With corn, soybean meal and sorghum used as major ingredients for animal feed, costs to feed animals will be rising sharply in the next few months. Because wheat is cheaper than corn and has good feed value for livestock, some wheat may be used for animals rather than for human food.
Costs to feed animals will be passed on to the consumer toward the end of this year and the start of next year, but initially, meat costs will decrease because of a large supply entering the market as producers sell their livestock.
Dunn said the mandate to use 40 percent of the corn for ethanol could prove a challenge to this year's corn crop because the drought means the United States will be short of corn.
"We were expecting a record crop, but now, if we use what we used last year, we will have no corn into next year's harvest," he said.
The amount of a crop available at the end of a crop year is known as carry-out.
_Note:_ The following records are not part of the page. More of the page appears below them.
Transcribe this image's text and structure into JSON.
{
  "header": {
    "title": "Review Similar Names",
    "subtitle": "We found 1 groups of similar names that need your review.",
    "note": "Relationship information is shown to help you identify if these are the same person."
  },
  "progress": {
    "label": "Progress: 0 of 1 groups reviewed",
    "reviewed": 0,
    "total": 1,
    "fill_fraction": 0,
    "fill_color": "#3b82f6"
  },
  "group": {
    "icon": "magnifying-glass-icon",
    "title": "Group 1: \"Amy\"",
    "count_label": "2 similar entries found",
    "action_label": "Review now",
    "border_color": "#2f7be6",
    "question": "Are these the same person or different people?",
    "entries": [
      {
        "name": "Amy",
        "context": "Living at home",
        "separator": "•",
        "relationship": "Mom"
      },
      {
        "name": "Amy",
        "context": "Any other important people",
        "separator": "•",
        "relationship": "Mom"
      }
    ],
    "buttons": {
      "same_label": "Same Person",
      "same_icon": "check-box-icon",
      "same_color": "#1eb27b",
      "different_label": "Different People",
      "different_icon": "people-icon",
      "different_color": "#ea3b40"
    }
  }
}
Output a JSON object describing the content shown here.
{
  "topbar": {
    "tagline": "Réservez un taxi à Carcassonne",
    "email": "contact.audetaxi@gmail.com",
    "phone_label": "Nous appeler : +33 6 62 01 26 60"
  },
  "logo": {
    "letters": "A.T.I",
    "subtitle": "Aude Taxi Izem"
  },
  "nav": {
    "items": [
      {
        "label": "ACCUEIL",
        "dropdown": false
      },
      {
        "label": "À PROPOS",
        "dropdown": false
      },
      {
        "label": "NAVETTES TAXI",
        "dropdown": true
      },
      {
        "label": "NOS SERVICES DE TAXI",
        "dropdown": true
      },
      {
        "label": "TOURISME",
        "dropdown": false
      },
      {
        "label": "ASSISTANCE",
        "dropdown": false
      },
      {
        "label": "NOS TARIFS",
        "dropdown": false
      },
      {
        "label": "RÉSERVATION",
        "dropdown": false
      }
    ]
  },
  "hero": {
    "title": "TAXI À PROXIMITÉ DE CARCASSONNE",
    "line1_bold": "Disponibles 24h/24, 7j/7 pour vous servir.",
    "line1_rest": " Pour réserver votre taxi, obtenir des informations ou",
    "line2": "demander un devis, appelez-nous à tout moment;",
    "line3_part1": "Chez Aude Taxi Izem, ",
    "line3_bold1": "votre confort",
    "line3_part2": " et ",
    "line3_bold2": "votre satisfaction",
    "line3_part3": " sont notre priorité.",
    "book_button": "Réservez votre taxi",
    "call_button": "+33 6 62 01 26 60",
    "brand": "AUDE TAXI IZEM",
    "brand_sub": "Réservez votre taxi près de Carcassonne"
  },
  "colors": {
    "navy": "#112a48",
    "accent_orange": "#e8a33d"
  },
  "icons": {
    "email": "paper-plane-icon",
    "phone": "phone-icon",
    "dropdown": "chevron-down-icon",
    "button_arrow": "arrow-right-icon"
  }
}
Dunn said that as of July 12, the estimated carry-out is 7 percent of the annual corn usage, which accounted for a recent price jump of 50 percent in the price for corn.
"If we go into this harvest with 23 days of inventory of corn, we're going to be squeezed to have enough corn after those 23 days," he added.
The new crop year starts on Sept. 1.
Dunn added that even if there is enough corn to supply producers, simply having the right amount wouldn't be enough.
"The corn isn't necessarily where we need it," he said. "If it's not where you are, and you have animals to feed and no corn, there's a problem."
According to Dunn, the rest of the world will be hit harder than the United States, as people in other countries spend a higher proportion of their income on food.
"They don't have the opportunity to switch from value-added products to ingredients to make their meals," he said. "If you're already spending 40 percent of your income on food and don't eat out, there's no way around it."